September 15, 2013
JEFF JACOBY ON Obama’s Mideast Power Vacuum.
Having won a difficult war in Iraq, the United States should have settled in for the long haul, just as we did in Japan, Germany, Italy, and South Korea, where tens of thousands of American troops remain to this day. Instead President Obama pulled the troops out, as he had always made clear he would. Iraq’s fragile constitutional democracy, so hard-won, was left to fend for itself. Al Qaeda in Iraq, all but wiped out, gained a new lease on life. Now a new generation of Americans, including young Alex, is learning that the loss of US influence makes the world a more menacing place.

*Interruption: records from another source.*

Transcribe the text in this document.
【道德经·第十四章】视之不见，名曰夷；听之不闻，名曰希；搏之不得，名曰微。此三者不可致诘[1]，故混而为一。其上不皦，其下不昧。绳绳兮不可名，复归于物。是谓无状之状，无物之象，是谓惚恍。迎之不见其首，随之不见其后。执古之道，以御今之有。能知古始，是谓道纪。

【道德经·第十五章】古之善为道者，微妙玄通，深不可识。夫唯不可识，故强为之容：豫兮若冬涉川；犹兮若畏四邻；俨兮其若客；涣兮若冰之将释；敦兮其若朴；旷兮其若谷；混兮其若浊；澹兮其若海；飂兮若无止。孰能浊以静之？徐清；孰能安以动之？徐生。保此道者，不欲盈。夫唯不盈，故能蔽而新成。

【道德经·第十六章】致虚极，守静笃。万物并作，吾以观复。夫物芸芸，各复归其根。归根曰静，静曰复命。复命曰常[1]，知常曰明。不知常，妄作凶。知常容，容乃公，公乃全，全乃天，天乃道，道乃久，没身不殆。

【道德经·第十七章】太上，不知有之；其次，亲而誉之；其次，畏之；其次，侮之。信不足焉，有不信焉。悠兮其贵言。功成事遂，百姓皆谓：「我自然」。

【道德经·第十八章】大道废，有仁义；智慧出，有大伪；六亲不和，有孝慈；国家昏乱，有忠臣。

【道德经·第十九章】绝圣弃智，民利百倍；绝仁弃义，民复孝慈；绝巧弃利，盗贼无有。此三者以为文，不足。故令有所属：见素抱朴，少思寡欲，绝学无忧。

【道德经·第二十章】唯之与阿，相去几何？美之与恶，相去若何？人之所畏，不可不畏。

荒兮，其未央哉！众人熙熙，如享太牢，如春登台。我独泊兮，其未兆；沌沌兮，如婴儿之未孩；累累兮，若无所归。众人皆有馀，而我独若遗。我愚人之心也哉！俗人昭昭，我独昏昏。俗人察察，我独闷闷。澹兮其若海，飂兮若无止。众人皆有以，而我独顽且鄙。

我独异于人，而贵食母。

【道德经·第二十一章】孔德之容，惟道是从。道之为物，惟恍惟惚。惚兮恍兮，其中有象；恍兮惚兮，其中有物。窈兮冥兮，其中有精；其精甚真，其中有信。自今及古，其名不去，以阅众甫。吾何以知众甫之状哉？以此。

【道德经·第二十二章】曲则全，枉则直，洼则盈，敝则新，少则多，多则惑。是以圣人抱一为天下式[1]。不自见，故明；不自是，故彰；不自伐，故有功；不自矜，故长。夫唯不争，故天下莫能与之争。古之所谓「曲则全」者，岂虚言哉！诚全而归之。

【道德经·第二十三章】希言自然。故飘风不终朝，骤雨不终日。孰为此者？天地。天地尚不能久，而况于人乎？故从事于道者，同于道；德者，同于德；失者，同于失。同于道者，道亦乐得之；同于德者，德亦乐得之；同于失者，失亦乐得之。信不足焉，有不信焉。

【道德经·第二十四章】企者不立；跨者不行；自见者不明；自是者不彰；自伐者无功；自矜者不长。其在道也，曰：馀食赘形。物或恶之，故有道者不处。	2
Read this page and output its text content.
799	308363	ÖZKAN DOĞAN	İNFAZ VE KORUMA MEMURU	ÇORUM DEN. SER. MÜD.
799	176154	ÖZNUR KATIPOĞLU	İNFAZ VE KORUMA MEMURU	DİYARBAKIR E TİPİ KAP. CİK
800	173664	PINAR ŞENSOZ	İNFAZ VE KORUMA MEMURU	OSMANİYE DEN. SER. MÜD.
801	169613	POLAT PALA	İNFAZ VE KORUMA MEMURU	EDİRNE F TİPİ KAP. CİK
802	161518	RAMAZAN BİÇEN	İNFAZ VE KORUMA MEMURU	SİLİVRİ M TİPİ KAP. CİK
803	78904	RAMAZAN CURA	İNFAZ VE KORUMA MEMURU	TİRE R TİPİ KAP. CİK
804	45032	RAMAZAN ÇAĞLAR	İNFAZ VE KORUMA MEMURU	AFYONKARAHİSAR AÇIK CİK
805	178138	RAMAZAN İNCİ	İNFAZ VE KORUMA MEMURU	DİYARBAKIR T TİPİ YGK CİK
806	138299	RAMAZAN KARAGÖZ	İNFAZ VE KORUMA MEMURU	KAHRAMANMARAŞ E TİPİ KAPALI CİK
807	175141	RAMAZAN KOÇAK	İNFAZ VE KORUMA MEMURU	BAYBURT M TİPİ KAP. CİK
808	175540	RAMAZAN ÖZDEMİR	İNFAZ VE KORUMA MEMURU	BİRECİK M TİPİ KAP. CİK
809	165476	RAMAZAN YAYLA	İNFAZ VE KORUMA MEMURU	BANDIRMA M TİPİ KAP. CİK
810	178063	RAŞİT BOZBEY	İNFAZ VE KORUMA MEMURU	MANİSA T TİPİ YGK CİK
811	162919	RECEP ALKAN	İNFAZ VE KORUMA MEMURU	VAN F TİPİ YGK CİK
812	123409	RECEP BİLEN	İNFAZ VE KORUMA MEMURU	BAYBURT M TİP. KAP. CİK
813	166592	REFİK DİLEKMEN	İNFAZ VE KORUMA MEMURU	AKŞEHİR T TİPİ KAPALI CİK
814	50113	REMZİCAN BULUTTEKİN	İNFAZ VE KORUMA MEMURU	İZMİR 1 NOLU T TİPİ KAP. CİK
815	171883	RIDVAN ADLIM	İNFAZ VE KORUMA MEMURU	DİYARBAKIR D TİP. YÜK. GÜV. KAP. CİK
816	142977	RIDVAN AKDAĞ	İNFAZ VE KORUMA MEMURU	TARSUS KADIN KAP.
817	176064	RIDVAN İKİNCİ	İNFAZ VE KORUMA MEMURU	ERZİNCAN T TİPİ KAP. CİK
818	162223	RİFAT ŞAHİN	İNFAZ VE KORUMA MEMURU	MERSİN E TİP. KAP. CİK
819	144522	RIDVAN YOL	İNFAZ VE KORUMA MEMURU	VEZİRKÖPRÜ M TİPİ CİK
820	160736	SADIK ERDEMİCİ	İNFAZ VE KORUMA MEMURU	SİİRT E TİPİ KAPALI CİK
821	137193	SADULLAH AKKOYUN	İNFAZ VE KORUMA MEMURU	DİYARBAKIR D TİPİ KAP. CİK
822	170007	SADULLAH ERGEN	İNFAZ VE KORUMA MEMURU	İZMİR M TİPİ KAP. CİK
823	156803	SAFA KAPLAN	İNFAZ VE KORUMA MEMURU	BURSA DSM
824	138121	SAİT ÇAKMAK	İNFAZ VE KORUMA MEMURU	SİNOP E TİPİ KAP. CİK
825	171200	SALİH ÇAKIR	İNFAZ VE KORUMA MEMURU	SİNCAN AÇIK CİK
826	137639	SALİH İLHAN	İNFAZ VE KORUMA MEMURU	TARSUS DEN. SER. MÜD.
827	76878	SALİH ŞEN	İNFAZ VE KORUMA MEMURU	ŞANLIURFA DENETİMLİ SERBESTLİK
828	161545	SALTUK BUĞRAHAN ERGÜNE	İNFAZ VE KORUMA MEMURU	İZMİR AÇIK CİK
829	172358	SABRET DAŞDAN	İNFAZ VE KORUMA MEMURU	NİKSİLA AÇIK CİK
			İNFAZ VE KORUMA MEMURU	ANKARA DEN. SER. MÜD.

We are nearly five years into a presidency whose foreign policy is driven by the conviction that America’s profile in the world, above all the Muslim world, must be lowered. “One of the things I intend to do as president is restore America’s standing in the world,” Obama vowed as he pursued the presidency in 2008. Abandoning Iraq wasn’t the way to do it. America’s standing in the world has reached a new low. So low that even Bashar Assad can thumb his nose at an explicit presidential “red line” — then laugh as Vladimir Putin effortlessly suckers Washington into doing nothing about it.
George W. Bush made plenty of mistakes, but he understood the difference between leading and “leading from behind.”
Bush had different objectives, too.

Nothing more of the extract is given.